Nina Bott: So denkt sie über ein GZSZ-Comeback​*

Nina Bott (33) konnte sich auch nach ihrem Serienausstieg bei GZSZ nicht über mangelnde Rollenangebote beschweren. Sie spielte in einigen TV-Produktionen mit und durfte sich bei Let's Dance und "Stars auf Eis" versuchen. Doch so ganz ohne eine Serienhauptrolle kam sie dann doch nicht aus. Bis 2010 war sie deshalb auch zwei Jahre lang als Céline Laffort bei Alles was zählt zu sehen und übernimmt nun die Rolle der Julia Mendes in Verbotene Liebe. Für die ARD-Soap steht sie nun auf Mallorca vor der Kamera und pendelt dafür ständig zwischen Deutschland und der Insel hin und her, schließlich darf auch ihre Familie nicht zu kurz kommen.

Für Nina stand trotz der vielen Pendelei schnell fest, dass sie die Rolle unbedingt übernehmen möchte. Sie sprach mit ihrer Familie darüber und sagte zu, denn neue Aufgaben reizen sie mehr, als alte Rollen. Heißt das etwa auch, dass sie eine Rückkehr zu Alles was zählt oder gar zu GZSZ konsequent ausschließt? „Keine Ahnung, da habe ich nie drüber nachgedacht. Als ich damals aufgehört habe, hab ich gedacht, das ist mit Kind alles gar nicht so möglich und hab das wirklich auch sehr bedauert, aber irgendwie geht es. Natürlich ist für mich etwas Neues immer spannender, als etwas was ich schon mal gemacht habe. Es ist einfach für mich als Schauspieler die größere Herausforderung, als wieder zurück als Cora Hinze zu gehen.
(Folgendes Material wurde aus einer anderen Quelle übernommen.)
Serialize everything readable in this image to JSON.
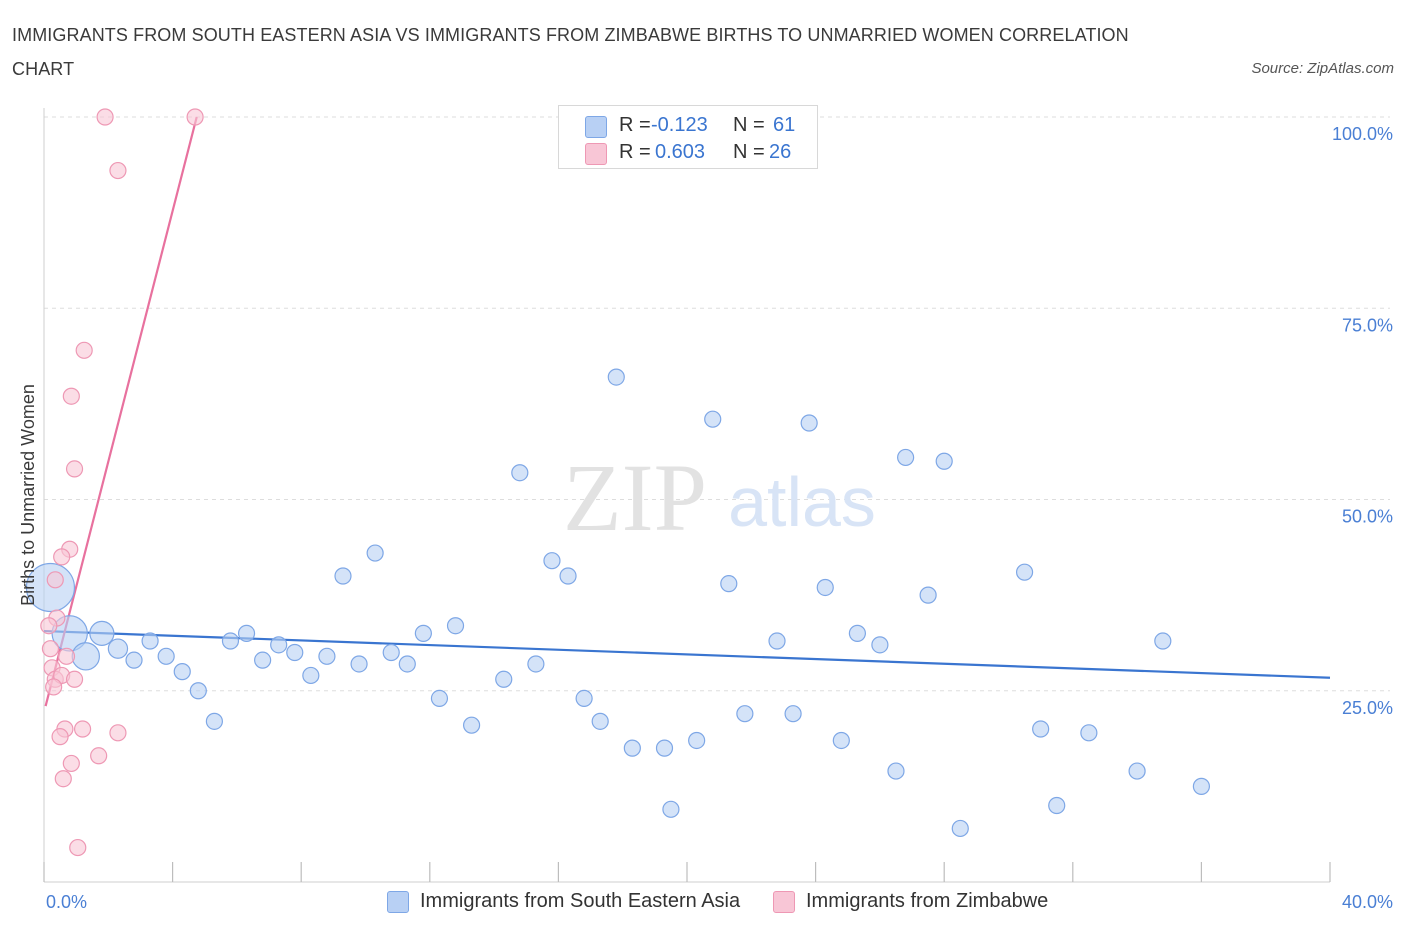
{
  "title": "IMMIGRANTS FROM SOUTH EASTERN ASIA VS IMMIGRANTS FROM ZIMBABWE BIRTHS TO UNMARRIED WOMEN CORRELATION CHART",
  "source": "Source: ZipAtlas.com",
  "watermark": {
    "zip": "ZIP",
    "atlas": "atlas"
  },
  "colors": {
    "blue_fill": "#b8d0f4",
    "blue_stroke": "#7ea7e6",
    "blue_line": "#3a75d0",
    "pink_fill": "#f8c6d6",
    "pink_stroke": "#ee98b4",
    "pink_line": "#e8719e",
    "axis_text": "#4a7fd4",
    "grid": "#dddddd"
  },
  "legend": {
    "rows": [
      {
        "r_label": "R =",
        "r_value": "-0.123",
        "n_label": "N =",
        "n_value": "61",
        "color": "#b8d0f4"
      },
      {
        "r_label": "R =",
        "r_value": "0.603",
        "n_label": "N =",
        "n_value": "26",
        "color": "#f8c6d6"
      }
    ]
  },
  "chart_data": {
    "type": "scatter",
    "title": "IMMIGRANTS FROM SOUTH EASTERN ASIA VS IMMIGRANTS FROM ZIMBABWE BIRTHS TO UNMARRIED WOMEN CORRELATION CHART",
    "xlabel": "",
    "ylabel": "Births to Unmarried Women",
    "xlim": [
      0,
      40
    ],
    "ylim": [
      0,
      100
    ],
    "x_tick_labels": [
      "0.0%",
      "40.0%"
    ],
    "y_tick_labels": [
      "25.0%",
      "50.0%",
      "75.0%",
      "100.0%"
    ],
    "y_ticks": [
      25,
      50,
      75,
      100
    ],
    "grid": true,
    "legend_position": "bottom",
    "series": [
      {
        "name": "Immigrants from South Eastern Asia",
        "color": "#b8d0f4",
        "trend": {
          "x": [
            0,
            40
          ],
          "y": [
            32.8,
            26.7
          ]
        },
        "points": [
          [
            0.2,
            38.5,
            3
          ],
          [
            0.8,
            32.5,
            2.2
          ],
          [
            1.3,
            29.5,
            1.7
          ],
          [
            1.8,
            32.5,
            1.5
          ],
          [
            2.3,
            30.5,
            1.2
          ],
          [
            2.8,
            29,
            1
          ],
          [
            3.3,
            31.5,
            1
          ],
          [
            3.8,
            29.5,
            1
          ],
          [
            4.3,
            27.5,
            1
          ],
          [
            4.8,
            25,
            1
          ],
          [
            5.3,
            21,
            1
          ],
          [
            5.8,
            31.5,
            1
          ],
          [
            6.3,
            32.5,
            1
          ],
          [
            6.8,
            29,
            1
          ],
          [
            7.3,
            31,
            1
          ],
          [
            7.8,
            30,
            1
          ],
          [
            8.3,
            27,
            1
          ],
          [
            8.8,
            29.5,
            1
          ],
          [
            9.3,
            40,
            1
          ],
          [
            9.8,
            28.5,
            1
          ],
          [
            10.3,
            43,
            1
          ],
          [
            10.8,
            30,
            1
          ],
          [
            11.3,
            28.5,
            1
          ],
          [
            11.8,
            32.5,
            1
          ],
          [
            12.3,
            24,
            1
          ],
          [
            12.8,
            33.5,
            1
          ],
          [
            13.3,
            20.5,
            1
          ],
          [
            14.3,
            26.5,
            1
          ],
          [
            14.8,
            53.5,
            1
          ],
          [
            15.3,
            28.5,
            1
          ],
          [
            15.8,
            42,
            1
          ],
          [
            16.3,
            40,
            1
          ],
          [
            16.8,
            24,
            1
          ],
          [
            17.3,
            21,
            1
          ],
          [
            17.8,
            66,
            1
          ],
          [
            18.3,
            17.5,
            1
          ],
          [
            19.3,
            17.5,
            1
          ],
          [
            20.3,
            18.5,
            1
          ],
          [
            20.8,
            60.5,
            1
          ],
          [
            21.3,
            39,
            1
          ],
          [
            21.8,
            22,
            1
          ],
          [
            22.8,
            31.5,
            1
          ],
          [
            23.3,
            22,
            1
          ],
          [
            23.8,
            60,
            1
          ],
          [
            24.3,
            38.5,
            1
          ],
          [
            24.8,
            18.5,
            1
          ],
          [
            25.3,
            32.5,
            1
          ],
          [
            26.0,
            31,
            1
          ],
          [
            26.5,
            14.5,
            1
          ],
          [
            26.8,
            55.5,
            1
          ],
          [
            27.5,
            37.5,
            1
          ],
          [
            28.0,
            55,
            1
          ],
          [
            28.5,
            7,
            1
          ],
          [
            30.5,
            40.5,
            1
          ],
          [
            31.0,
            20,
            1
          ],
          [
            31.5,
            10,
            1
          ],
          [
            32.5,
            19.5,
            1
          ],
          [
            34.0,
            14.5,
            1
          ],
          [
            34.8,
            31.5,
            1
          ],
          [
            36.0,
            12.5,
            1
          ],
          [
            19.5,
            9.5,
            1
          ]
        ]
      },
      {
        "name": "Immigrants from Zimbabwe",
        "color": "#f8c6d6",
        "trend": {
          "x": [
            0.05,
            4.75
          ],
          "y": [
            23,
            100
          ]
        },
        "points": [
          [
            1.9,
            100,
            1
          ],
          [
            4.7,
            100,
            1
          ],
          [
            2.3,
            93,
            1
          ],
          [
            1.25,
            69.5,
            1
          ],
          [
            0.85,
            63.5,
            1
          ],
          [
            0.95,
            54,
            1
          ],
          [
            0.8,
            43.5,
            1
          ],
          [
            0.55,
            42.5,
            1
          ],
          [
            0.35,
            39.5,
            1
          ],
          [
            0.4,
            34.5,
            1
          ],
          [
            0.15,
            33.5,
            1
          ],
          [
            0.2,
            30.5,
            1
          ],
          [
            0.25,
            28,
            1
          ],
          [
            0.35,
            26.5,
            1
          ],
          [
            0.55,
            27,
            1
          ],
          [
            0.7,
            29.5,
            1
          ],
          [
            0.95,
            26.5,
            1
          ],
          [
            0.3,
            25.5,
            1
          ],
          [
            0.65,
            20,
            1
          ],
          [
            1.2,
            20,
            1
          ],
          [
            0.5,
            19,
            1
          ],
          [
            2.3,
            19.5,
            1
          ],
          [
            1.7,
            16.5,
            1
          ],
          [
            0.85,
            15.5,
            1
          ],
          [
            0.6,
            13.5,
            1
          ],
          [
            1.05,
            4.5,
            1
          ]
        ]
      }
    ]
  },
  "bottom_legend": [
    {
      "label": "Immigrants from South Eastern Asia",
      "color": "#b8d0f4"
    },
    {
      "label": "Immigrants from Zimbabwe",
      "color": "#f8c6d6"
    }
  ]
}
Das kann ich mir eher nicht so vorstellen, aber man weiß es nie. Theoretisch ist das alles möglich“, erklärte sie, obwohl sie nicht parallel zu Verbotene Liebe in einer andere Soap auftreten möchte. „Ich glaub da verwirrt man dann auch irgendwann die Zuschauer“, meinte sie.
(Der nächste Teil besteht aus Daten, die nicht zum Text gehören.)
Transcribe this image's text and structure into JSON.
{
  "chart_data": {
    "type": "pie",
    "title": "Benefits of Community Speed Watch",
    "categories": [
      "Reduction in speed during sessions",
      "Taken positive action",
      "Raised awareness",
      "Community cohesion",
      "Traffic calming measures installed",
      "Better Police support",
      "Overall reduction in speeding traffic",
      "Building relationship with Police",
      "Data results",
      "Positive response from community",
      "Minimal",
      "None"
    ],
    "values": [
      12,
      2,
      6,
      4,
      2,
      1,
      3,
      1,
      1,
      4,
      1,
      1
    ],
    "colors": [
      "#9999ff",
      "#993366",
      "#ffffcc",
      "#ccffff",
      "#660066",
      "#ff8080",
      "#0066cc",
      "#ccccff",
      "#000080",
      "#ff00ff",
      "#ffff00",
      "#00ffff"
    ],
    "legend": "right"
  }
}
Die GZSZ-Zeit war für Nina in jedem Fall sehr prägend und gefiel ihr extrem gut. Mit einigen ihrer alten Kollegen hat sie sogar noch guten Kontakt, wie sie im Interview berichtete: Susan Sideropoulos (30) sieht sie noch sehr häufig „und Rhea Harder, die wohnt gleich bei mir um die Ecke, unsere Söhne waren hier auch zusammen im Kindergarten und da habe ich noch viel Kontakt. Und Daniel Fehlow, Raphael Vogt. Also wir hängen noch sehr an unserer damaligen gemeinsamen Zeit“, sagte sie und fügte etwas an, was alle GZSZ-Fans ein wenig hoffen lassen wird: „Wenn die alle auch wiederkommen, dann mach ich das!“

Nur leider wird es dazu wohl nie kommen, dann wie Raphael Vogt (35) schon verriet, hatte er sich damals den Serien-Tod gewünscht und möchte nie mehr in die Serie zurückkommen. 

*
Gruss Gollum*


----------